THE EFFECT OF GRID ELECTRODE STRUCTURE AND SURFACE AREA OF ELECTRODE ON PERFORMANCE OF ALKALINE WATER ELECTROLYSIS

Abstract

The electrolysis cell is constructed to study I-V characteristic of electrodes with electrolyte (1M NaOH). In addition, current verses input power (Pin) and resistance verses voltage curve of the cell is also study, at difference fixed grid voltage. The I-V Characteristic of electrodes show reaction is not started (that is not current observed) at low applied voltage but with increasing the voltage reaction started linearly for both small and large grid window size. The input power for both small and large grid window increase linearly. The resistance of cell goes decrease with grid voltage increase, decrease with increase grid voltage and become constant with increase grid voltage for anode, cathode and grid electrodes respectively for both windows. Moreover the excremental observed value for hydrogen production is higher than theoretical value, which is an error but minimum for both windows. The efficiency of hydrogen with the help of current and voltage at different electrodes are about 68%. This may be due to the concentration of electrolyte, nature of electrode materials and system constructed. With increase the surface area of grid electrode then increase the hydrogen production rate.

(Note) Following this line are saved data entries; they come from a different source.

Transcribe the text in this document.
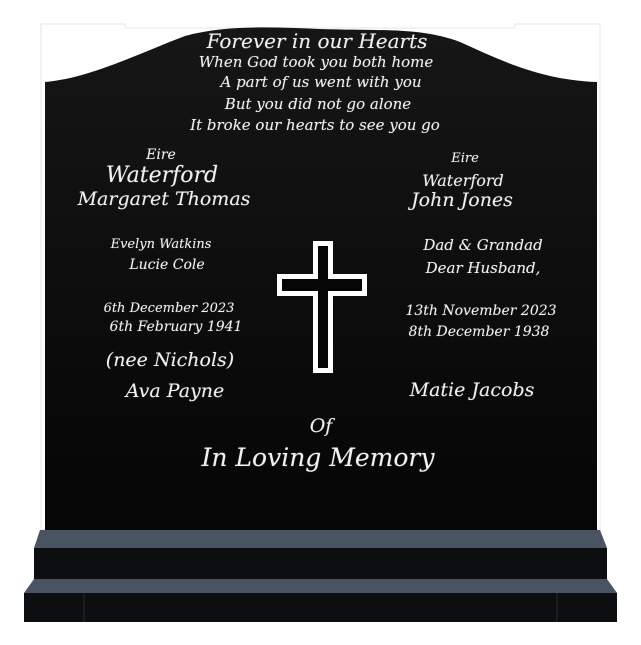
Forever in our Hearts
When God took you both home
A part of us went with you
But you did not go alone
It broke our hearts to see you go
Eire
Waterford
Margaret Thomas
Evelyn Watkins
Lucie Cole
6th December 2023
6th February 1941
(nee Nichols)
Ava Payne
Eire
Waterford
John Jones
Dad & Grandad
Dear Husband,
13th November 2023
8th December 1938
Matie Jacobs
Of
In Loving Memory
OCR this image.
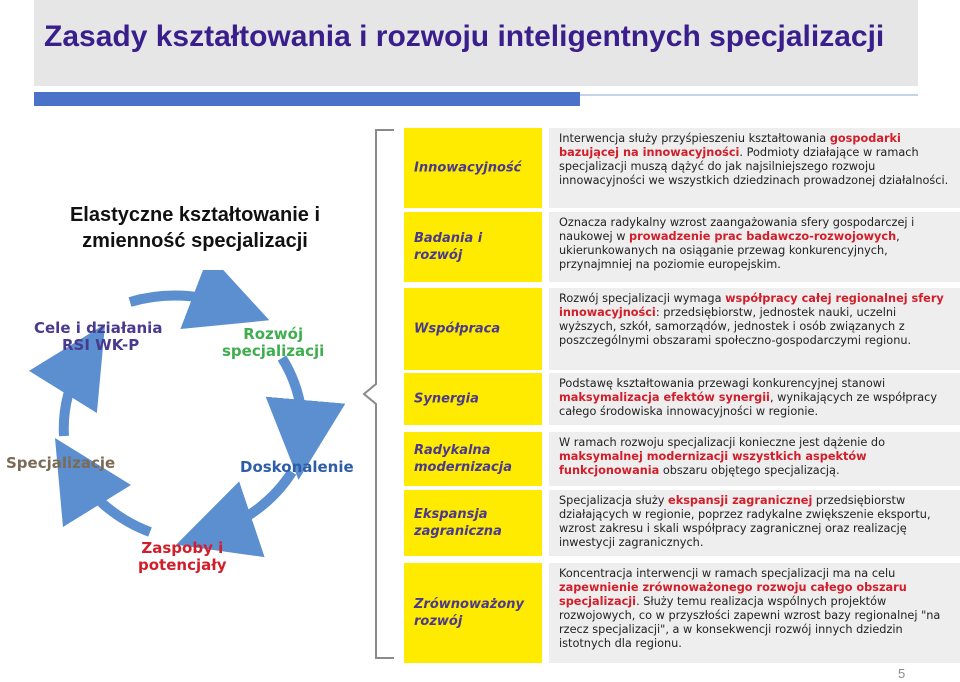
Zasady kształtowania i rozwoju inteligentnych specjalizacji
Elastyczne kształtowanie i
zmienność specjalizacji
Cele i działania
RSI WK-P
Rozwój
specjalizacji
Doskonalenie
Zaspoby i
potencjały
Specjalizacje
Innowacyjność

Interwencja służy przyśpieszeniu kształtowania gospodarki bazującej na innowacyjności. Podmioty działające w ramach specjalizacji muszą dążyć do jak najsilniejszego rozwoju innowacyjności we wszystkich dziedzinach prowadzonej działalności.

Badania i
rozwój

Oznacza radykalny wzrost zaangażowania sfery gospodarczej i naukowej w prowadzenie prac badawczo-rozwojowych, ukierunkowanych na osiąganie przewag konkurencyjnych, przynajmniej na poziomie europejskim.

Współpraca

Rozwój specjalizacji wymaga współpracy całej regionalnej sfery innowacyjności: przedsiębiorstw, jednostek nauki, uczelni wyższych, szkół, samorządów, jednostek i osób związanych z poszczególnymi obszarami społeczno-gospodarczymi regionu.

Synergia

Podstawę kształtowania przewagi konkurencyjnej stanowi maksymalizacja efektów synergii, wynikających ze współpracy całego środowiska innowacyjności w regionie.

Radykalna
modernizacja

W ramach rozwoju specjalizacji konieczne jest dążenie do maksymalnej modernizacji wszystkich aspektów funkcjonowania obszaru objętego specjalizacją.

Ekspansja
zagraniczna

Specjalizacja służy ekspansji zagranicznej przedsiębiorstw działających w regionie, poprzez radykalne zwiększenie eksportu, wzrost zakresu i skali współpracy zagranicznej oraz realizację inwestycji zagranicznych.

Zrównoważony
rozwój

Koncentracja interwencji w ramach specjalizacji ma na celu zapewnienie zrównoważonego rozwoju całego obszaru specjalizacji. Służy temu realizacja wspólnych projektów rozwojowych, co w przyszłości zapewni wzrost bazy regionalnej "na rzecz specjalizacji", a w konsekwencji rozwój innych dziedzin istotnych dla regionu.

5
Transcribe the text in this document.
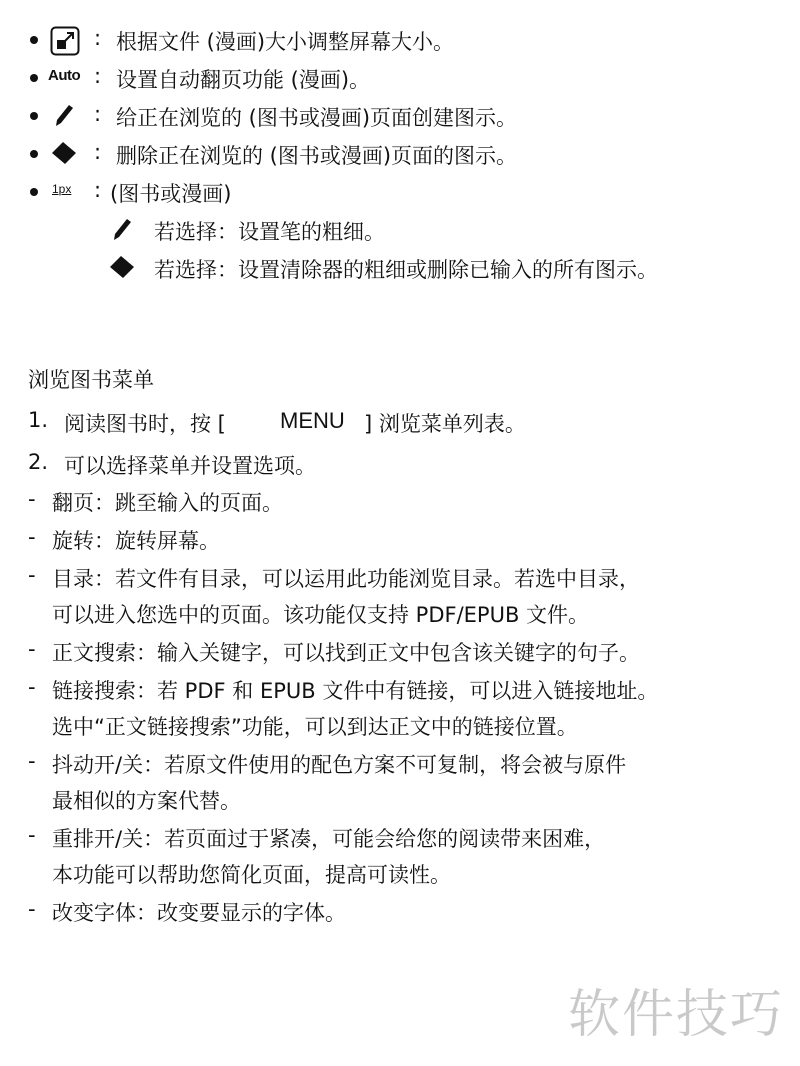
: 根据文件 (漫画)大小调整屏幕大小。
Auto : 设置自动翻页功能 (漫画)。
: 给正在浏览的 (图书或漫画)页面创建图示。
: 删除正在浏览的 (图书或漫画)页面的图示。
1px : (图书或漫画)
若选择：设置笔的粗细。
若选择：设置清除器的粗细或删除已输入的所有图示。
浏览图书菜单
1. 阅读图书时，按 [ MENU ] 浏览菜单列表。
2. 可以选择菜单并设置选项。
- 翻页：跳至输入的页面。
- 旋转：旋转屏幕。
- 目录：若文件有目录，可以运用此功能浏览目录。若选中目录，
可以进入您选中的页面。该功能仅支持 PDF/EPUB 文件。
- 正文搜索：输入关键字，可以找到正文中包含该关键字的句子。
- 链接搜索：若 PDF 和 EPUB 文件中有链接，可以进入链接地址。
选中“正文链接搜索”功能，可以到达正文中的链接位置。
- 抖动开/关：若原文件使用的配色方案不可复制，将会被与原件
最相似的方案代替。
- 重排开/关：若页面过于紧凑，可能会给您的阅读带来困难，
本功能可以帮助您简化页面，提高可读性。
- 改变字体：改变要显示的字体。
软件技巧
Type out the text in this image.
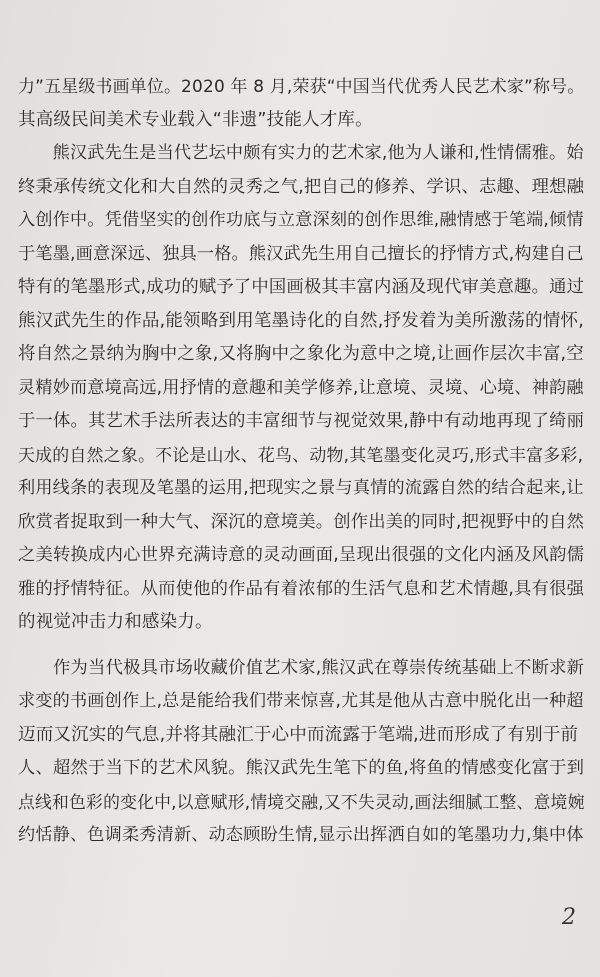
力”五星级书画单位。2020 年 8 月,荣获“中国当代优秀人民艺术家”称号。
其高级民间美术专业载入“非遗”技能人才库。
　　熊汉武先生是当代艺坛中颇有实力的艺术家,他为人谦和,性情儒雅。始
终秉承传统文化和大自然的灵秀之气,把自己的修养、学识、志趣、理想融
入创作中。凭借坚实的创作功底与立意深刻的创作思维,融情感于笔端,倾情
于笔墨,画意深远、独具一格。熊汉武先生用自己擅长的抒情方式,构建自己
特有的笔墨形式,成功的赋予了中国画极其丰富内涵及现代审美意趣。通过
熊汉武先生的作品,能领略到用笔墨诗化的自然,抒发着为美所激荡的情怀,
将自然之景纳为胸中之象,又将胸中之象化为意中之境,让画作层次丰富,空
灵精妙而意境高远,用抒情的意趣和美学修养,让意境、灵境、心境、神韵融
于一体。其艺术手法所表达的丰富细节与视觉效果,静中有动地再现了绮丽
天成的自然之象。不论是山水、花鸟、动物,其笔墨变化灵巧,形式丰富多彩,
利用线条的表现及笔墨的运用,把现实之景与真情的流露自然的结合起来,让
欣赏者捉取到一种大气、深沉的意境美。创作出美的同时,把视野中的自然
之美转换成内心世界充满诗意的灵动画面,呈现出很强的文化内涵及风韵儒
雅的抒情特征。从而使他的作品有着浓郁的生活气息和艺术情趣,具有很强
的视觉冲击力和感染力。
　　作为当代极具市场收藏价值艺术家,熊汉武在尊崇传统基础上不断求新
求变的书画创作上,总是能给我们带来惊喜,尤其是他从古意中脱化出一种超
迈而又沉实的气息,并将其融汇于心中而流露于笔端,进而形成了有别于前
人、超然于当下的艺术风貌。熊汉武先生笔下的鱼,将鱼的情感变化富于到
点线和色彩的变化中,以意赋形,情境交融,又不失灵动,画法细腻工整、意境婉
约恬静、色调柔秀清新、动态顾盼生情,显示出挥洒自如的笔墨功力,集中体
2
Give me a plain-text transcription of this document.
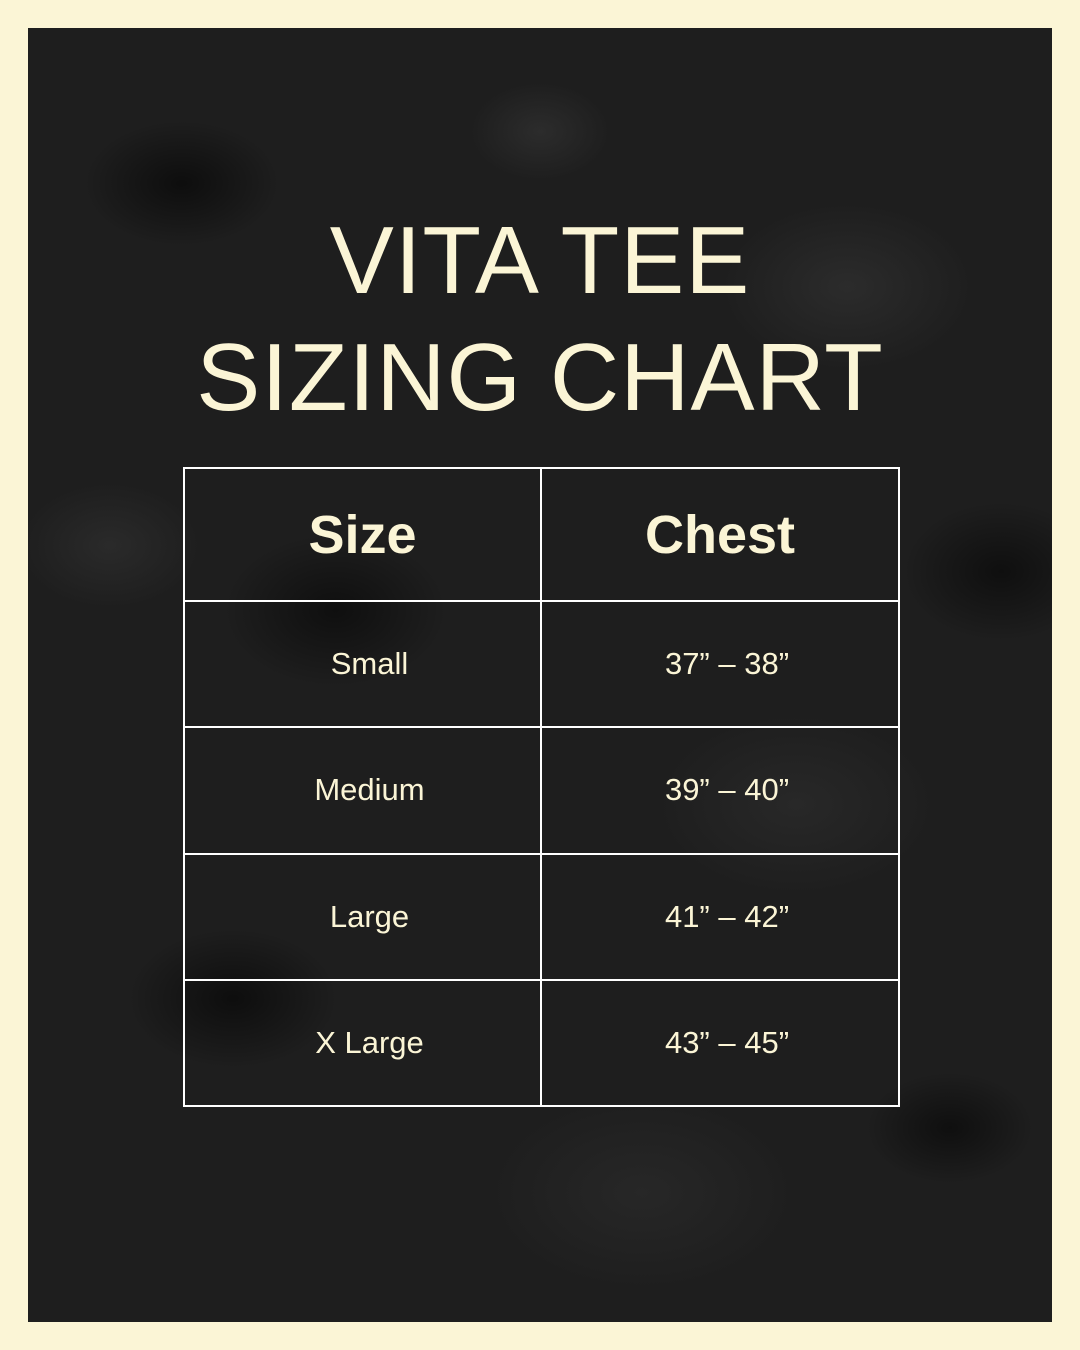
VITA TEE
SIZING CHART
Size	Chest
Small	37” – 38”
Medium	39” – 40”
Large	41” – 42”
X Large	43” – 45”
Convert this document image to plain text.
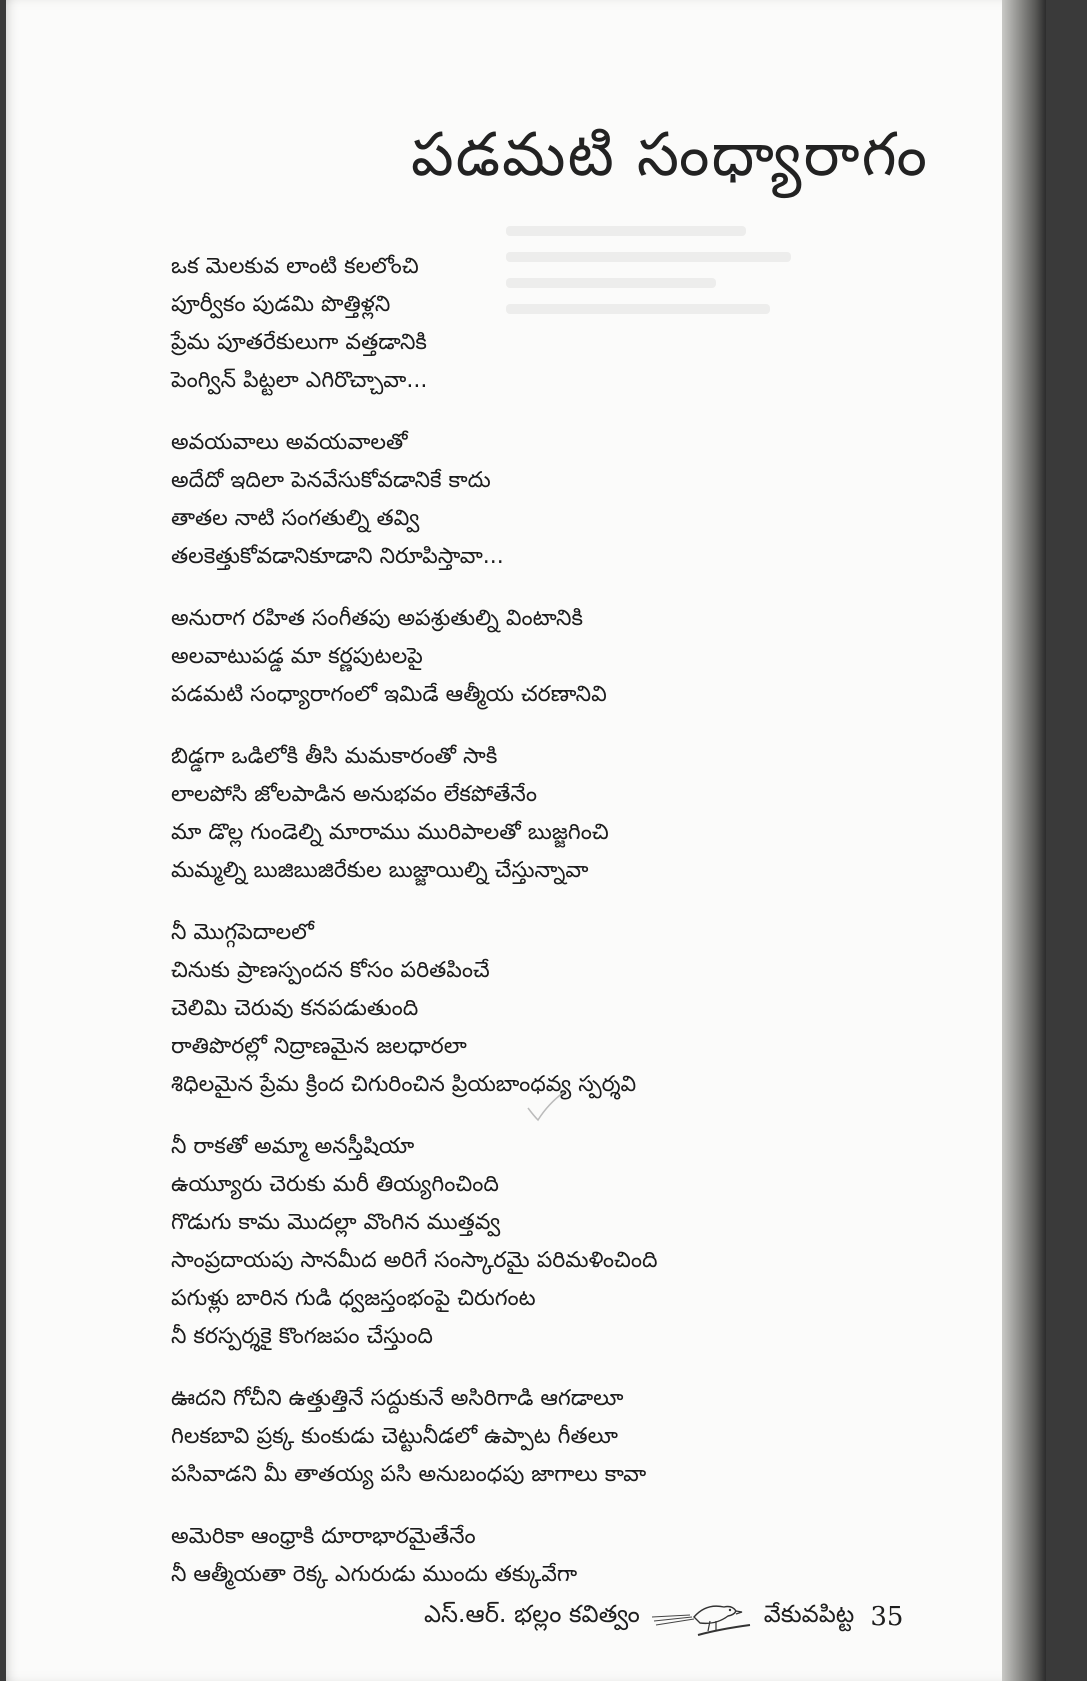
పడమటి సంధ్యారాగం
ఒక మెలకువ లాంటి కలలోంచి
పూర్వీకం పుడమి పొత్తిళ్లని
ప్రేమ పూతరేకులుగా వత్తడానికి
పెంగ్విన్ పిట్టలా ఎగిరొచ్చావా...
అవయవాలు అవయవాలతో
అదేదో ఇదిలా పెనవేసుకోవడానికే కాదు
తాతల నాటి సంగతుల్ని తవ్వి
తలకెత్తుకోవడానికూడాని నిరూపిస్తావా...
అనురాగ రహిత సంగీతపు అపశ్రుతుల్ని వింటానికి
అలవాటుపడ్డ మా కర్ణపుటలపై
పడమటి సంధ్యారాగంలో ఇమిడే ఆత్మీయ చరణానివి
బిడ్డగా ఒడిలోకి తీసి మమకారంతో సాకి
లాలపోసి జోలపాడిన అనుభవం లేకపోతేనేం
మా డొల్ల గుండెల్ని మారాము మురిపాలతో బుజ్జగించి
మమ్మల్ని బుజిబుజిరేకుల బుజ్జాయిల్ని చేస్తున్నావా
నీ మొగ్గపెదాలలో
చినుకు ప్రాణస్పందన కోసం పరితపించే
చెలిమి చెరువు కనపడుతుంది
రాతిపొరల్లో నిద్రాణమైన జలధారలా
శిధిలమైన ప్రేమ క్రింద చిగురించిన ప్రియబాంధవ్య స్పర్శవి
నీ రాకతో అమ్మా అనస్తీషియా
ఉయ్యూరు చెరుకు మరీ తియ్యగించింది
గొడుగు కామ మొదల్లా వొంగిన ముత్తవ్వ
సాంప్రదాయపు సానమీద అరిగే సంస్కారమై పరిమళించింది
పగుళ్లు బారిన గుడి ధ్వజస్తంభంపై చిరుగంట
నీ కరస్పర్శకై కొంగజపం చేస్తుంది
ఊదని గోచీని ఉత్తుత్తినే సద్దుకునే అసిరిగాడి ఆగడాలూ
గిలకబావి ప్రక్క కుంకుడు చెట్టునీడలో ఉప్పాట గీతలూ
పసివాడని మీ తాతయ్య పసి అనుబంధపు జాగాలు కావా
అమెరికా ఆంధ్రాకి దూరాభారమైతేనేం
నీ ఆత్మీయతా రెక్క ఎగురుడు ముందు తక్కువేగా
ఎస్.ఆర్. భల్లం కవిత్వం	వేకువపిట్ట 35
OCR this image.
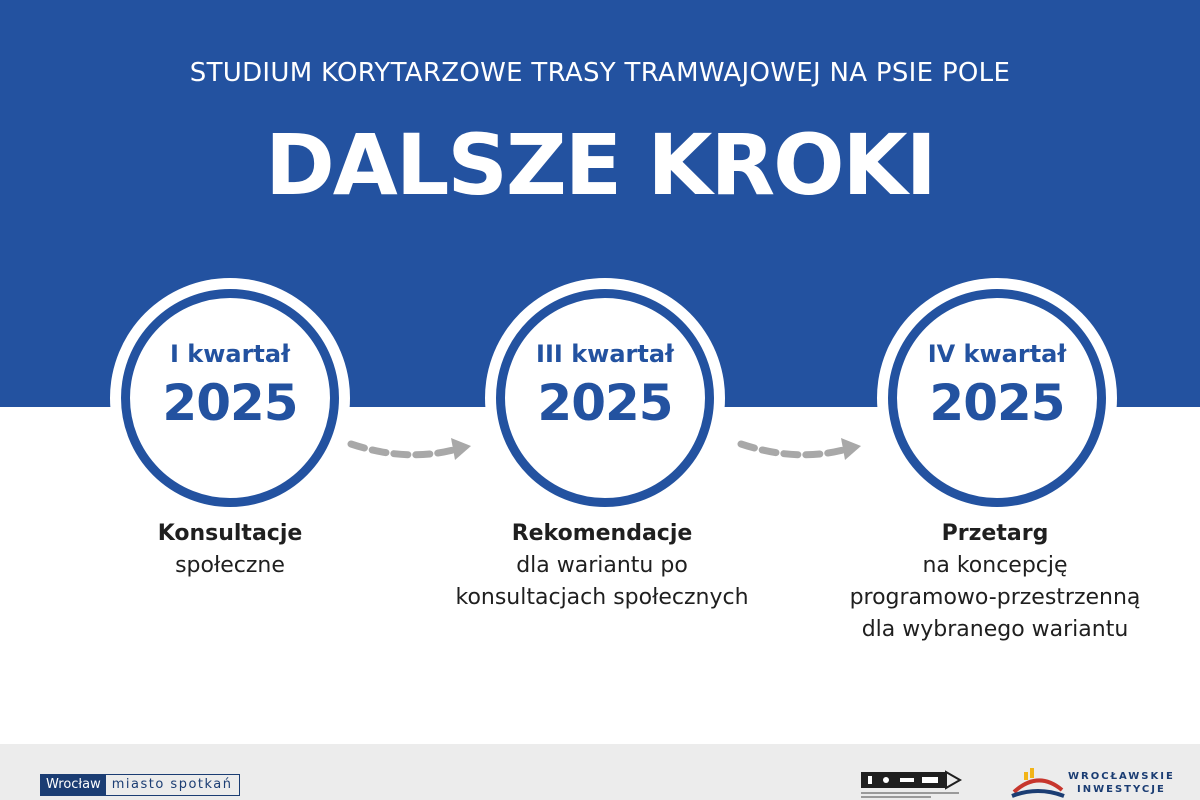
STUDIUM KORYTARZOWE TRASY TRAMWAJOWEJ NA PSIE POLE
DALSZE KROKI
I kwartał
2025
Konsultacje
społeczne
III kwartał
2025
Rekomendacje
dla wariantu po
konsultacjach społecznych
IV kwartał
2025
Przetarg
na koncepcję
programowo-przestrzenną
dla wybranego wariantu
Wrocław miasto spotkań
WROCŁAWSKIE
INWESTYCJE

This is because large surface area goes to contact with large number of electrolyte molecules and the production of hydrogen depend up on this contact i.e. larger surface area has large number of reaction. Therefore the productions of hydrogen gas depend upon the surface area of grid. Grid voltage increases and cathode current Ic is also increases with input power pin. Thus, in general one can say with increasing the grid voltage cell resistance decrease. The resistance of cell decrease sharply in between 0.5V to 1.0V with grid voltage while seen almost constant beyond 3.5V.